Category Archives: personal

Dedication

When I was a little kid I never gave one thought to my health. I was far too busy begging for candy and “jumping off the walls”, as my dad used to say, after getting my sugar fix. My energy meter was always at capacity and the world was uncharted territory; it demanded exploration and I had plenty of drive for adventure. Another thing I had was my health. But that didn’t even faze me, then.

It took many sunsets before it dawned on me that I was a healthy human being. And it took many cold winters before I could spring to an appreciation for it. Still, it wasn’t until my “inherent” good health became threatened that I realized its true importance and the necessity of protecting it.

At age 24, my health’s predator is Endometriosis. In short, Endometriosis, or “endo”, is a hormonal and immune disease that affects women during their reproductive years. It causes abnormal abdominal growths and lesions in such a cunning manner that it can sink its teeth in for many years without revealing any signs or symptoms. In my case, it has an appetite for causing me extreme, debilitating pelvic pain during certain times of the month, which often leaves me curled up in the fetal position groaning in agony. Suffice it to say, it’s not pleasant.

Even less pleasant was the news from my gynaecologist. According to her, this beast can’t ever be slayed. But, lucky for me, it can be tamed. With proper measures I could (likely) stop the endo’s bite from getting worse, and put an end to the pain of my hellish pelvic cramps forever! How? Simple: Just by signing up for a lifetime of birth control pills and heavy duty over-the-counter pain medication. “Easy peasy” was her attitude. Besides, I’d be but one in multiple billions of women who consume birth control and prescription meds daily.

I think I felt even sicker leaving her office that day than I did going in. Her solution to my condition was not one that would lead me to a path of healing, but one that would numb me into ignorant submission. It also indicated that I would be both supportive and reliant on the pharmaceutical industry until my bitter end. I was left in a dizzying state of doubt. I knew there had to be a door number two.

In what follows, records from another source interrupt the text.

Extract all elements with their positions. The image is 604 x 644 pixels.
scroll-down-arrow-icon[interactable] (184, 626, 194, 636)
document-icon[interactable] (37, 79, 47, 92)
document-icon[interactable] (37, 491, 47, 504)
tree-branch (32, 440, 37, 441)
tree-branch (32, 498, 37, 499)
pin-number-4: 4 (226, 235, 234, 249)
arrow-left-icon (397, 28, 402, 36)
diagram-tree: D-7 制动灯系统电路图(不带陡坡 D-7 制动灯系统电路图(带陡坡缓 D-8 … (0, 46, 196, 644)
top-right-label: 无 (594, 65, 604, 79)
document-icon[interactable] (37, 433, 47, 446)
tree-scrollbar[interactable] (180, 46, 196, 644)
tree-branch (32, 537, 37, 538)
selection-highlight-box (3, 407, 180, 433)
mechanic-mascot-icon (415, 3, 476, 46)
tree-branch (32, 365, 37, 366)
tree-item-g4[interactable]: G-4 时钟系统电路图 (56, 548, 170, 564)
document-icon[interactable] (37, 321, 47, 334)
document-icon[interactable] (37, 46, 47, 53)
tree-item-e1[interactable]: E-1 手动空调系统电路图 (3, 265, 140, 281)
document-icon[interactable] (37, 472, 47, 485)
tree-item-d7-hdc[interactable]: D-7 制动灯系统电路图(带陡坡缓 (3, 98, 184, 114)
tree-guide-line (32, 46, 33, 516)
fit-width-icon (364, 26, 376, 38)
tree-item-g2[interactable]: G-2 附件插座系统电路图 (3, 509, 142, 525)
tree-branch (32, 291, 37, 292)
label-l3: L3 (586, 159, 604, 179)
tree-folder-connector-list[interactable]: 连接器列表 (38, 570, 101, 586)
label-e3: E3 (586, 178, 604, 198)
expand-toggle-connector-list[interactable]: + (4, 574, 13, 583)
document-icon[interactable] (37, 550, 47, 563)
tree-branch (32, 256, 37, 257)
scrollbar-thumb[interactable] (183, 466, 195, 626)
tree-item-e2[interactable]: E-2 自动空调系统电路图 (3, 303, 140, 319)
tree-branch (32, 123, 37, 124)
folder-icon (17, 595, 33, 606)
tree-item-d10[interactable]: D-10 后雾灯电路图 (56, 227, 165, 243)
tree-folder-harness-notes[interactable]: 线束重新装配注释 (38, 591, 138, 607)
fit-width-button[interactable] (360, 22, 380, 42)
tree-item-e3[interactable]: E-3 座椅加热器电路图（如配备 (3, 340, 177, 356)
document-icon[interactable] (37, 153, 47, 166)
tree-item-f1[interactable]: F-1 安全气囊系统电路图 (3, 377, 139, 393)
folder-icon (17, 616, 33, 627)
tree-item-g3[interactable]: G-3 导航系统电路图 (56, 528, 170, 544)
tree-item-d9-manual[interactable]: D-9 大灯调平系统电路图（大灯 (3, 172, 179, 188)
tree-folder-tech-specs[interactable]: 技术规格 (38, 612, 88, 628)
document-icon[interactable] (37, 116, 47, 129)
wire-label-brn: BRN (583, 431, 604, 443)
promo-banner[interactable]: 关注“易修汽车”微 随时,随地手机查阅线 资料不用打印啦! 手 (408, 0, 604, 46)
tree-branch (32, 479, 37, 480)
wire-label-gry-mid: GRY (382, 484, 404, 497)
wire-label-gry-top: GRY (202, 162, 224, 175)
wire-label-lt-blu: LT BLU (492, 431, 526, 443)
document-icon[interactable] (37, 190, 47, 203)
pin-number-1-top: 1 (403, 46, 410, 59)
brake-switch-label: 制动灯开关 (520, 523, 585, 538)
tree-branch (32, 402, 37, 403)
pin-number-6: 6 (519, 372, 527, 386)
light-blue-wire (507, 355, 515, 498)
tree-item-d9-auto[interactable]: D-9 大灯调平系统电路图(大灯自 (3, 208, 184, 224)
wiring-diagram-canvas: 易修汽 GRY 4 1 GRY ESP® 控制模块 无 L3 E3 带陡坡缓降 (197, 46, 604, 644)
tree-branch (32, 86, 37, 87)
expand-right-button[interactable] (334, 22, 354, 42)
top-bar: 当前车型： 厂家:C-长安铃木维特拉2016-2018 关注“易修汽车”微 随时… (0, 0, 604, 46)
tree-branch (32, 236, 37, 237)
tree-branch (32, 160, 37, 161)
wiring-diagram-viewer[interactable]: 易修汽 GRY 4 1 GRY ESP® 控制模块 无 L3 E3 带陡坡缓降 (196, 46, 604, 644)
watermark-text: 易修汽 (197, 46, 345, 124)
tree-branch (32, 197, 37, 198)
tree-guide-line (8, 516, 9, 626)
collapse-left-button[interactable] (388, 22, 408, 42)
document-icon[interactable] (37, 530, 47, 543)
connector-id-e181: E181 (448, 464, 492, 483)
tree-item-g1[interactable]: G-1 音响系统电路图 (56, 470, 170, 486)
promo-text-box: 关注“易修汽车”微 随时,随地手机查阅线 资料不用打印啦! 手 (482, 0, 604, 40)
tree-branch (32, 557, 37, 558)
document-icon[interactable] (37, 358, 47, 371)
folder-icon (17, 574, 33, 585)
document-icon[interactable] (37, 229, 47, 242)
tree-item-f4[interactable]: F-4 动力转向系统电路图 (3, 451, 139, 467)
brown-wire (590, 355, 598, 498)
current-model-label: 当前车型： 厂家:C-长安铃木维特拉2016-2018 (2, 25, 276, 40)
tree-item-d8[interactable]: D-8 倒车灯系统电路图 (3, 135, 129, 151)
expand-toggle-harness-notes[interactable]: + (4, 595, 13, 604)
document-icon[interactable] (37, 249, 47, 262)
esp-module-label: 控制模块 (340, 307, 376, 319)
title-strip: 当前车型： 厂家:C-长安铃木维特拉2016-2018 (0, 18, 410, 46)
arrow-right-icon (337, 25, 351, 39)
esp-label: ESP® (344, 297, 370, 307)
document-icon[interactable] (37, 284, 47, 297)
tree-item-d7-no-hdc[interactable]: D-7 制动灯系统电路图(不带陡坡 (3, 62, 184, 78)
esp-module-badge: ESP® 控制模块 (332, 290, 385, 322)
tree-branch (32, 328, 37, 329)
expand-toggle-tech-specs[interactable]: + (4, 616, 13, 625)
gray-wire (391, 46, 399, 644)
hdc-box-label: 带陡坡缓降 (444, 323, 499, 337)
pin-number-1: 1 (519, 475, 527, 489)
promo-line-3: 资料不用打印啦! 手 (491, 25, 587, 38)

What I didn’t know was how simple it would be to discover, and how wide open that “alternative” door would be. Just as a seed descends upon the soil and finds moisture and sunlight for germination, a vulnerable me looked around myself and found the healing and support that was needed. Its sources were (and still are) my good friend, Alex, who connected me with a naturopath friend who is now healing me; a caring food shop owner who supplies me with organic everything as well as invaluable recipes and knowledge; my social community in Kensington Market who can always be counted on to share health and nutritional advice; online communities and individuals who take the time to make their experiences, expertise and research widely available; my family who have shown nothing but love and have been listening with open minds; and of course, my partner, Danny and his family, who support me in every way I can think of.

This natural path to recovery I am currently travelling has inspired me to become deeply aware of the connection between health, community, food and environment. Their maintenance is of immense importance to humans and all other life on earth, and I would not have reached such a profound understanding of this now if it weren’t for my recent experiences and the people mentioned above.

So, this blog is dedicated to all of you; for shaking up my wild roots, and in hopes that we all become creative cultivators in this great big globe of a garden.